Rectilinear were therefore very early adopted, on which the meridians were described parallel to each other, and the degrees of latitude and longitude every-where equal; the rumbs were consequently right lines; and hereby it was thought, that the courses or bearings of places would be more easily determined.

But these were found also insufficient and erroneous, the meridians being parallel, which ought to converge; and no method or device used to accommodate that parallelism.

Notwithstanding the great deficiency in this plane map or chart, it was preferred, especially in nautical business; and hath its uses at this day in topographic constructions, as in bays, harbours, and very narrow zones.

However, the errors herein were sooner discovered than corrected, both by mathematicians and mariners, as by Martin Cortese, Petrus Nonius, Coigniet, and some say by Ptolemy himself.

The first step towards the improvement of this chart was made by Gerardus Mercator, who published a map about the year 1550, wherein the degrees of latitude were increased from the equator towards each pole; but upon what principles this was constructed, he did not exhibit.

About the year 1590, Mr.

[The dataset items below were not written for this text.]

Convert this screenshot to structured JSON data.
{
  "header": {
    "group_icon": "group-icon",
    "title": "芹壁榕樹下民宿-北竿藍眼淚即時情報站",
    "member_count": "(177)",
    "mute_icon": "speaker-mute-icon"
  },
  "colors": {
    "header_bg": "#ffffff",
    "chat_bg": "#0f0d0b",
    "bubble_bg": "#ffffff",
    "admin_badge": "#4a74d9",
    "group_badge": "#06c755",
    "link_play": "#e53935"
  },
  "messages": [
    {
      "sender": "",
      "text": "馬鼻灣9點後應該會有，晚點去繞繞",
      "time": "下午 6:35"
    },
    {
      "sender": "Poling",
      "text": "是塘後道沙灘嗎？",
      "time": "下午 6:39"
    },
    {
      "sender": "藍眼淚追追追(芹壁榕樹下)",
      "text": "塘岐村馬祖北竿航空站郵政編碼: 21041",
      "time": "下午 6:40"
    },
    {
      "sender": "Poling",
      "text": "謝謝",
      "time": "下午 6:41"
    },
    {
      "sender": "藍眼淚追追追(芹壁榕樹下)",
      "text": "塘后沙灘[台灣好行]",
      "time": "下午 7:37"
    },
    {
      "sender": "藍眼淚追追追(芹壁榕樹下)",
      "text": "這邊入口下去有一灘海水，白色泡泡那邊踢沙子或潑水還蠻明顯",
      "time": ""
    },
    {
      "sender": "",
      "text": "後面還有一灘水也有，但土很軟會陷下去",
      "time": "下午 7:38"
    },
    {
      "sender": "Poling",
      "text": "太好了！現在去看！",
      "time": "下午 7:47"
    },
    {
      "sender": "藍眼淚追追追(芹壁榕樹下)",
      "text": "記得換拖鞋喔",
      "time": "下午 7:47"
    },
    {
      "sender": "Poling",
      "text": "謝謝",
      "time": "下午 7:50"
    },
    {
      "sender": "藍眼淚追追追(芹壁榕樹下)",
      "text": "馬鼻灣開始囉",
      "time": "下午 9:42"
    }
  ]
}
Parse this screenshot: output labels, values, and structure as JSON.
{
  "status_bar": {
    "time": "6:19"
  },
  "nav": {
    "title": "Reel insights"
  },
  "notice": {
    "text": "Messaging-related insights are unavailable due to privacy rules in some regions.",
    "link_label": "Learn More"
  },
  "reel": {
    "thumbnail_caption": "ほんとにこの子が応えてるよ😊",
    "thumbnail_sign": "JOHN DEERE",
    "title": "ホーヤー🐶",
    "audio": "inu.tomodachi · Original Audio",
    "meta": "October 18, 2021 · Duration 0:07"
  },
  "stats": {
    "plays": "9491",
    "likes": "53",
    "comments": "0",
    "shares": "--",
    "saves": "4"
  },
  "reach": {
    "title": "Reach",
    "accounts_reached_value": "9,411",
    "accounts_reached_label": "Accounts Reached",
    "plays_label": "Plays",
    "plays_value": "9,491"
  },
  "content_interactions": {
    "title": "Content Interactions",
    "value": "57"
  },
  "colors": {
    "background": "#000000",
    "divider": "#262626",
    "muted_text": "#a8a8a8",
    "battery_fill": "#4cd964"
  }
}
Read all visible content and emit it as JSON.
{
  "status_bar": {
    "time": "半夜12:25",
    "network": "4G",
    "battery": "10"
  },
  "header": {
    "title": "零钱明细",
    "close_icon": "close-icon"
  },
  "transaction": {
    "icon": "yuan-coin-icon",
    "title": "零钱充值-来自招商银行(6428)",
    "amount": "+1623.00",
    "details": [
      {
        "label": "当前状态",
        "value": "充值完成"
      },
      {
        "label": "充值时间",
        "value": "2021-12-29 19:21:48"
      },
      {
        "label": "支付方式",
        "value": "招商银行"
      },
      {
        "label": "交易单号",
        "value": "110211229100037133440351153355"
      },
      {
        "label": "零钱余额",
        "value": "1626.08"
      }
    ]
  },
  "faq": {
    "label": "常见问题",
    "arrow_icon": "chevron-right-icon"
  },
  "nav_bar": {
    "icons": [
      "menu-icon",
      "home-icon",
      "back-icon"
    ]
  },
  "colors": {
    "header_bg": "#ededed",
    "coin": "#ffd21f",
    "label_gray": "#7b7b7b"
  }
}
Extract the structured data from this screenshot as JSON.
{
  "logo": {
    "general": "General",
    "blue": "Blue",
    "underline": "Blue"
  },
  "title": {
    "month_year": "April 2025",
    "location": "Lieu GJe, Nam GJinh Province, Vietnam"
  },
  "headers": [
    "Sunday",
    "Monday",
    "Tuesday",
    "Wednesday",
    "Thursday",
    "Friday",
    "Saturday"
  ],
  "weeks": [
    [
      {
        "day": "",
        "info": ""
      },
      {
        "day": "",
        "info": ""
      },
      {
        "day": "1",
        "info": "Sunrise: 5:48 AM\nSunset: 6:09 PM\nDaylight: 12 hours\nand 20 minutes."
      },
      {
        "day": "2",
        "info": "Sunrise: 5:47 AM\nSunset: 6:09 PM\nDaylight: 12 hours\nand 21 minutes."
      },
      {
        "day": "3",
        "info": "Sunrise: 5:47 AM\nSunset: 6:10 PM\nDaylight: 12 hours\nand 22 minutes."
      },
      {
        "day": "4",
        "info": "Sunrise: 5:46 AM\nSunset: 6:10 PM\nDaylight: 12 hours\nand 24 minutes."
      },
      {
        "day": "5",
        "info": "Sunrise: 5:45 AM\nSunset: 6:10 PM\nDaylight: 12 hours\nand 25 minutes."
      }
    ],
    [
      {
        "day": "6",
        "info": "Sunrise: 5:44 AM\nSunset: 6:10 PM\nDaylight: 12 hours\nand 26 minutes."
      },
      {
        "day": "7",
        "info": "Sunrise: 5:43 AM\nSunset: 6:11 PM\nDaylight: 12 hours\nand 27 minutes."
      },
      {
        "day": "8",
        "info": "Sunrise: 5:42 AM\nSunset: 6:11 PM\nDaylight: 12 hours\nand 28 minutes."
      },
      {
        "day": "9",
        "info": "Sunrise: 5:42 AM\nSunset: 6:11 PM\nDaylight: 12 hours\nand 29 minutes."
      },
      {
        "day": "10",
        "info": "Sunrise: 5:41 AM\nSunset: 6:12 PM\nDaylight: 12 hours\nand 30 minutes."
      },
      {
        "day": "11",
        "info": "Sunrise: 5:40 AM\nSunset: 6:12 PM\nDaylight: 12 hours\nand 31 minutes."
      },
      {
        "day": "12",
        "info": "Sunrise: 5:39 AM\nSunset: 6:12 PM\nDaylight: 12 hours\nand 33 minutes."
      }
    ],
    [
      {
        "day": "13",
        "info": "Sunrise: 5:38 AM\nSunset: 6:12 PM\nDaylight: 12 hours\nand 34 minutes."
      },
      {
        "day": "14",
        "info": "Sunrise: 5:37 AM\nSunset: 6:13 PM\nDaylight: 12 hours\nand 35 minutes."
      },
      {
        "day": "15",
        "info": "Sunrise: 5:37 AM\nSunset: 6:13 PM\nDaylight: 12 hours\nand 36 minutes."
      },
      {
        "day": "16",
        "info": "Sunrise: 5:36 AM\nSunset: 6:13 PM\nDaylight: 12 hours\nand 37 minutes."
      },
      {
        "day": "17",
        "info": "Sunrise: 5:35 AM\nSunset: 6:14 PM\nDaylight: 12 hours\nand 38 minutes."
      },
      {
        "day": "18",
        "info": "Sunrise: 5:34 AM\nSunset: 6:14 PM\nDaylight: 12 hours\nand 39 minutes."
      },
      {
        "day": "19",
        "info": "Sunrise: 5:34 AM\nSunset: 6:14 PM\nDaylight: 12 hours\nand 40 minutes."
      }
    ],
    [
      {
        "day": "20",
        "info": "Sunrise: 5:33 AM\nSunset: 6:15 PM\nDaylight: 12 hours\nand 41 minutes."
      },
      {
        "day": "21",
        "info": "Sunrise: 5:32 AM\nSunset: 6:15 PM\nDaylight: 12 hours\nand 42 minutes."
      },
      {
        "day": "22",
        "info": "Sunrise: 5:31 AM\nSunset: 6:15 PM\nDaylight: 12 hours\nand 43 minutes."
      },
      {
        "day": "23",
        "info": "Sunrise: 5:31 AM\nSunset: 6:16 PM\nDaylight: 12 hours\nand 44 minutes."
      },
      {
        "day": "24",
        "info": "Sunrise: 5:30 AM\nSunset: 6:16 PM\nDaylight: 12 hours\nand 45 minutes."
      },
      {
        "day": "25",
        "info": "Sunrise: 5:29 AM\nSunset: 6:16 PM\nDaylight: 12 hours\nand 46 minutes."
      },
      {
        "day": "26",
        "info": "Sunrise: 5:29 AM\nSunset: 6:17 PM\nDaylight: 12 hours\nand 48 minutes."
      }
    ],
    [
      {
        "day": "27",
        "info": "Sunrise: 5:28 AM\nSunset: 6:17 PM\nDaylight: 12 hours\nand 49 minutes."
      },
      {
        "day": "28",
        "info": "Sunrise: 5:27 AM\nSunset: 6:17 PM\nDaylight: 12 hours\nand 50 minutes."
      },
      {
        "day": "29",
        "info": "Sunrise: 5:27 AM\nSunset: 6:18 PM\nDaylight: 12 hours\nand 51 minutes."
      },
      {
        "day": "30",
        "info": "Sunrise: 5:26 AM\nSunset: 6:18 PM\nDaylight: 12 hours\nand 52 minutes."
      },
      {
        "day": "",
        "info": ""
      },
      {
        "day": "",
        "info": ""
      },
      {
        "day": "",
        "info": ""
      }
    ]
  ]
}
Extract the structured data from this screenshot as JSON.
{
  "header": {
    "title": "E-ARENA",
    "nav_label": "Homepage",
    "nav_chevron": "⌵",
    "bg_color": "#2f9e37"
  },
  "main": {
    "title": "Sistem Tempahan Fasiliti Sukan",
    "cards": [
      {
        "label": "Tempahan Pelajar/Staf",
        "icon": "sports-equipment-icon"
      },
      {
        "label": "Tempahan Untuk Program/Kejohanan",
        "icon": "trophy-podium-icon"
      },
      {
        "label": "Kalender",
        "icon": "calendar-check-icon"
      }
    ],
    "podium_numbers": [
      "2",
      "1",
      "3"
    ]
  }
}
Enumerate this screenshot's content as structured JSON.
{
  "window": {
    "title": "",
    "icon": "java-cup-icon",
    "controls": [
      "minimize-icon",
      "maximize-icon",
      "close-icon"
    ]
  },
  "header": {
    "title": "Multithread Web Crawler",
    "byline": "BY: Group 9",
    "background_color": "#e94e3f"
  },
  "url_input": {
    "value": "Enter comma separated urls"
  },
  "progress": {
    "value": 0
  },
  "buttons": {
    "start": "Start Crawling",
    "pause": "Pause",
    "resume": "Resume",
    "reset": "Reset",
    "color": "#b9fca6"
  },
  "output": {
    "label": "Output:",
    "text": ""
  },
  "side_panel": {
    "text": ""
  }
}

Edward Wright, an Englishman, discovered the true principles upon which such a chart should be constructed; and communicated the same to one Jodocus Hondius, an engraver, who, contrary to his honest faith and engagement, published the same as his own invention: This occasioned Mr. Wright, in the year 1599, to exhibit his method of construction, in his book, intitled, Correction of Errors in Navigation; in the preface of which book may be seen his charge and proof against Hondius; and also how far Mercator has any right to share in the honour due for this great improvement in geography and navigation.

Blundevill, in his Exercises, page 327, published anno 1594, gives a table of meridional parts answering to even degrees, from 1° to 80° of latitude, with the sketch of a chart constructed therefrom; but this table he acknowledged to have received from Mr. Wright, in the following words, page 326, viz. “In the mean time to reform the saide faults,” (in the plane chart) “Mercator hath in his universal chard or mappe made the spaces of the parallels of latitude to bee wider everie one than other from the equinoctial towards either of the poles, by what rule I know not, unless it be by such a table as my friend Maister Wright of Caius-college in Cambridge at my request sent me (I thank him) not long since for that purpose, which table with his consent, I have plainlie set down,” &c.